Enfin, en ce qui concerne le Conseil de l'Europe et le rapport de sa commission juridique, monsieur Vallini, n'oubliez pas que cette institution compte quarante-sept États dont vingt ont adhéré depuis seulement vingt ans. N'allez pas comparer notre institution judiciaire à des institutions qui viennent d'être créées dans des pays qui, il y a encore quinze ans, ignoraient ce qu'était la démocratie, qu'il faut aider à construire un État de droit en mettant en place des structures politiques et judiciaires indépendantes les unes des autres.
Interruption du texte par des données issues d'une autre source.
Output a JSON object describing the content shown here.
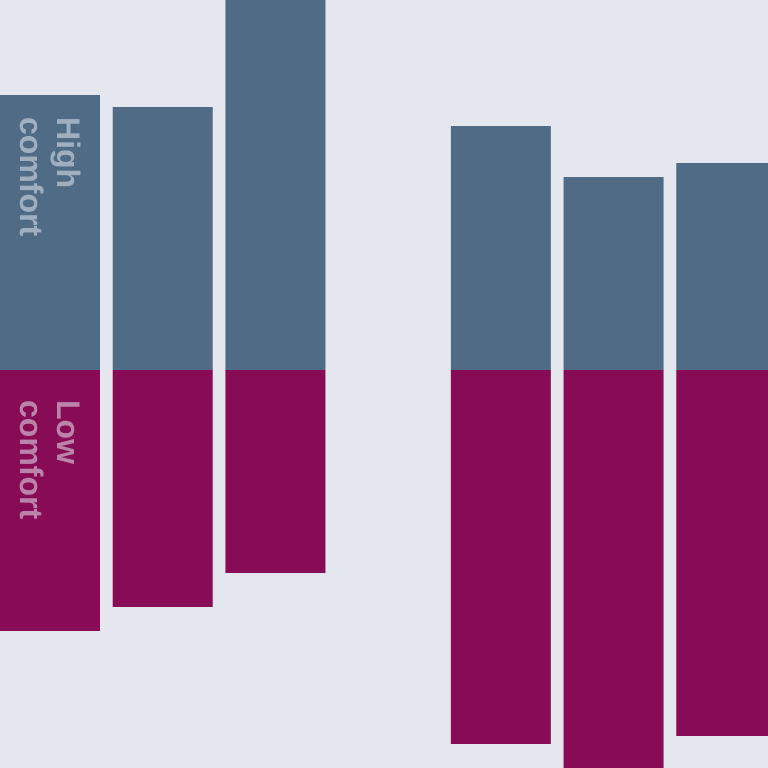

C'est à cela que veille le Conseil de l'Europe, et c'est à cela que faisait allusion le rapport adopté par la commission des questions juridiques et des droits de l'homme, puis par son assemblée parlementaire. De là à considérer que les institutions françaises sont accusées, ce serait faire injure à la qualité de nos institutions judiciaires, dont la construction remonte à plusieurs siècles, et à l'esprit d'indépendance auquel le Gouvernement et cette majorité sont attachés.

Très objectivement, ce texte représente un progrès. Ne le déformons pas et ne lui faisons pas dire ce qu'il ne dit pas. Nous nous devons, ce soir, de discuter et je suis certain que nous aurons, dans cet hémicycle, d'autres rendez-vous. J'espère que nous garderons ce caractère objectif et dépassionné au regard de l'immense travail accompli par le président Vallini et le rapporteur Philippe Houillon dans le cadre de la commission d'enquête sur les causes de dysfonctionnements de la justice dans l'affaire dite d'Outreau. Les textes présentés de soir apportent une réponse concrète à une expression unanimement affirmée et je pensais que le vote aurait été unanime.

Je vous réitère donc, en conclusion, madame la garde des sceaux, toute la confiance et le soutien du groupe Nouveau Centre. (Applaudissements sur les bancs du groupe UMP.)